My father was the first person in the family to go to college; I was the first to go to graduate school. While my grandparents were proud of my father’s achievement, they were totally baffled by mine. Tony and Desolina Vescovi, Italians who’d immigrated to New York in 1930, had had to quit school after fourth grade to work on their farms. They’d always thought that college was as high as a human could go.

            Desolina, said, “You mean you went to college for four years and now you can go higher?” 

            “That’s right,” I replied.                                                        

            “What more can you learn after four years?” she asked, eyeing me skeptically. 

            What was I going to tell her? That I was going to deconstruct Shakespeare’s plays?

            “Desolina, what’s the matter with you?!” my grandfather shouted from the couch, where he’d just awoken from his post-lunch snooze.  “Jimmy is going to extra college! Capito? Extra college!” 

             And so my graduate work at Columbia University was always referred to as “extra college.”

            “God bless America!” Tony added.

            Tony and Desolina attended my commencement with great pride.  At one point, I turned around from the graduate section to look for them. My father was talking to Desolina, wildly gesturing with his hands. As he spoke, his movements got more emphatic. He looked annoyed. 
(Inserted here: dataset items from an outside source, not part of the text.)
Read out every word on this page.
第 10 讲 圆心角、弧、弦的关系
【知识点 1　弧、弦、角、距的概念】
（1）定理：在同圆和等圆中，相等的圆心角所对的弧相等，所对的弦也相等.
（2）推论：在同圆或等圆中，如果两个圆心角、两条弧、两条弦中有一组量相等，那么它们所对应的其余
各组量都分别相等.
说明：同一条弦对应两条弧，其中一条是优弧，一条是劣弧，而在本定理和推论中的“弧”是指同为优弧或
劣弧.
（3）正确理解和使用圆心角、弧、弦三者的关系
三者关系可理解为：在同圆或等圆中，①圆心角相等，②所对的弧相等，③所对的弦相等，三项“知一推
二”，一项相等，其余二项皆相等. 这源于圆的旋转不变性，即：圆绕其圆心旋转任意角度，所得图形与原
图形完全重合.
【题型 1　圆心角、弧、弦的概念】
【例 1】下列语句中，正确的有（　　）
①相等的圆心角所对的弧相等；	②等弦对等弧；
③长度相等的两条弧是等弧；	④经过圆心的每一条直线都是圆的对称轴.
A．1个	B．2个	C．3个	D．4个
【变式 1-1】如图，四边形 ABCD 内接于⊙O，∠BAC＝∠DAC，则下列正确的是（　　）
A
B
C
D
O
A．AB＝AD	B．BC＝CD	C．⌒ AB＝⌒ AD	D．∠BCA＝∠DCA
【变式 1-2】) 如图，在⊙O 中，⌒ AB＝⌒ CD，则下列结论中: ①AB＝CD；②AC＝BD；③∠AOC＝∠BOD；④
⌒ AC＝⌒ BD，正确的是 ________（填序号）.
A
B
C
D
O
            Later, in a cab on the way to a restaurant, I asked him what he’d been saying. 

            He sighed. “I was trying to explain the idea of extra college, he replied.”

            A week later, my grandmother, still suspicious by this “extra college” business, asked me what I was now going to do. My plans of going for a Ph.D. had been jettisoned.  In no uncertain terms, my Columbia professors had let it be known that I was not doctoral timber. I had landed a job at a real estate trade magazine. Since that was too confusing to explain, I simply said, “journalista.” That was close enough, I thought. 

            She looked at me with disbelief and said, “You think this is big thing?” 

            I had thought the profession would sound rather impressive to these peasants, but obviously I was mistaken. 

            I had to defend myself. “Well, but a journalista is a very important job....”

            She scoffed at that idea.  She grunted, “Extra college and now you are going to be a journalista?”

            It took about five minutes to realize that Desolina thought I was going work in a newsstand—like one that peddles newspapers, magazines, and Chicklets on 34th Street and Seventh Avenue. 

            No, I am going to write the stories, I explained.  I got a copy of the local Italo-American paper, Il Progresso, and pointed to a by-line.

            “My name will go here,” I said.

            Desolina seemed satisfied, but not entirely.